The researchers realised that if the capacity for endothermy really had evolved so far back in deep time, they might discover evidence of endothermy in fossils of the very earliest ancestors of modern and birds and mammals. And so began a comprehensive survey of the palaeontological literature.

“With only bones to go on, plus reconstructions based on those bones suggesting what size and shape their owners may have had in life, there would seem to be little evidence of their thermoregulatory biology,” Professor Grigg said.

“However, the microscopic structure of the bones can indicate a rapid and sustained growth rate, and certain bone types are more common in endotherms.

“Also, large body size and erect stature can imply endotherm-like heart structure and high blood pressure, and large diameter entry points for blood vessels entering the limb bones can indicate high blood flow.  These are characteristic features of endotherms.

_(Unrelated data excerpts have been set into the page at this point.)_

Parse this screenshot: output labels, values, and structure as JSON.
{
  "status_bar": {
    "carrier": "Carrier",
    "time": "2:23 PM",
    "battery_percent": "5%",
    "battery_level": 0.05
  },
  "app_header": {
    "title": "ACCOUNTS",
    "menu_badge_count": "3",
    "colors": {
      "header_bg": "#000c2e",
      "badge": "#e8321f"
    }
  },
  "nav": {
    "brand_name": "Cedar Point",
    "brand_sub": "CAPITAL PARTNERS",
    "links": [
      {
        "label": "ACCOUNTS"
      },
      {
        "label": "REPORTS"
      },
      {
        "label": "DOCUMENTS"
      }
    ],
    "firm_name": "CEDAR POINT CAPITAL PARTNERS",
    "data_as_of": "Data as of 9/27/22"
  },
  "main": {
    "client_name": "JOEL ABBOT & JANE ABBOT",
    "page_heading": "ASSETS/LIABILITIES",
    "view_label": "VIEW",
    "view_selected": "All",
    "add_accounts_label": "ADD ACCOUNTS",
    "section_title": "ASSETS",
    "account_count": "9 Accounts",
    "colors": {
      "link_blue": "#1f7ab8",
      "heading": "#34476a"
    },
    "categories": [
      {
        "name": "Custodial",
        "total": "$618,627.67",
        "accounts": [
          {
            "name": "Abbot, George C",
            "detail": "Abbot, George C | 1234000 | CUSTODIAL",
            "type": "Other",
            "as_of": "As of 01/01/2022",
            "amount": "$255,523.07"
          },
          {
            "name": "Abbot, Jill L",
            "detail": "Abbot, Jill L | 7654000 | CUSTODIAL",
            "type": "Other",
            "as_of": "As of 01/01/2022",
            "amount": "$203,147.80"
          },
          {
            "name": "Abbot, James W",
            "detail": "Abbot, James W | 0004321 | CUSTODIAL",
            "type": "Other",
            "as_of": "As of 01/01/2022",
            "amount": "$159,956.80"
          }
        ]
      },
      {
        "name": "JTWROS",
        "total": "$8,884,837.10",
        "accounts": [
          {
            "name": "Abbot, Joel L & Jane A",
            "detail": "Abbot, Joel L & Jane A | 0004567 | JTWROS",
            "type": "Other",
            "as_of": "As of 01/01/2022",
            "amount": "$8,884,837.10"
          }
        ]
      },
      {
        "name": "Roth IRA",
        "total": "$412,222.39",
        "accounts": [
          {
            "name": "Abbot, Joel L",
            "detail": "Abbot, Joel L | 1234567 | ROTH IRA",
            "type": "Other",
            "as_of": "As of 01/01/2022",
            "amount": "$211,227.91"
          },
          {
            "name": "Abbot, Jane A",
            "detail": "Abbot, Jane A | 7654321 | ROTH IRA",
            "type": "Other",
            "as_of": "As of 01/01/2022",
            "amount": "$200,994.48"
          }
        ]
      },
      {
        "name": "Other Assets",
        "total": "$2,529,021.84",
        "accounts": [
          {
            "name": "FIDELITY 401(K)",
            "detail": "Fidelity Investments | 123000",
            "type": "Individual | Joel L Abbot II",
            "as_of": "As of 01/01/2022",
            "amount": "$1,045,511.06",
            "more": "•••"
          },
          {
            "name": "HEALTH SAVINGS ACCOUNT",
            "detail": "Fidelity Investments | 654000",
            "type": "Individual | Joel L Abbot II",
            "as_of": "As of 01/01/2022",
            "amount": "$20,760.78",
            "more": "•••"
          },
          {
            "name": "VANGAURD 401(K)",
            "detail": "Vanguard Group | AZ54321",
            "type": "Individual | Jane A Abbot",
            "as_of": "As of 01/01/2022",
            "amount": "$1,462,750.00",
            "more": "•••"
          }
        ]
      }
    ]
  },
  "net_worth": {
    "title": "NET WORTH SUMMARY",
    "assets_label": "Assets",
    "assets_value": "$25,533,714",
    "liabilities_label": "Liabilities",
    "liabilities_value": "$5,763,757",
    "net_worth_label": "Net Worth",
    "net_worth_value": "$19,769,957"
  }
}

“Finally, radioisotopic analysis can sometimes provide information about the body temperature at which bones or teeth were formed.”

During months of review the research found evidence for endothermy very early ancestors of the sauropsid and synapsid lineages; Pareiasaurs, large reptile-like herbivores shielded by a bony external armour, and in several groups of Pelycosaurs, mammal-like reptiles.  

“These early signs of endothermy are consistent with our hypothesis that endothermy is very ancient and likely to be older than the divergence of the sauropod and synapsid lineages,” Professor Grigg said.

“What’s just as exciting is that we found multiple occurrences of endothermy throughout both lineages over time, indicating that it was widespread throughout both of the major evolutionary lineages and characteristic of them both.

“Our discovery also raises a question about whether the newly recognised and probably ancient source of supplementary body heat has been replaced by brown fat in placental mammals, or whether both the muscle NST and NST in brown fat operate together. And unravelling that should lead to a better understanding about human body temperature regulation.”

The research is published in Biological Reviews (DOI: 10.1111/brv.12822).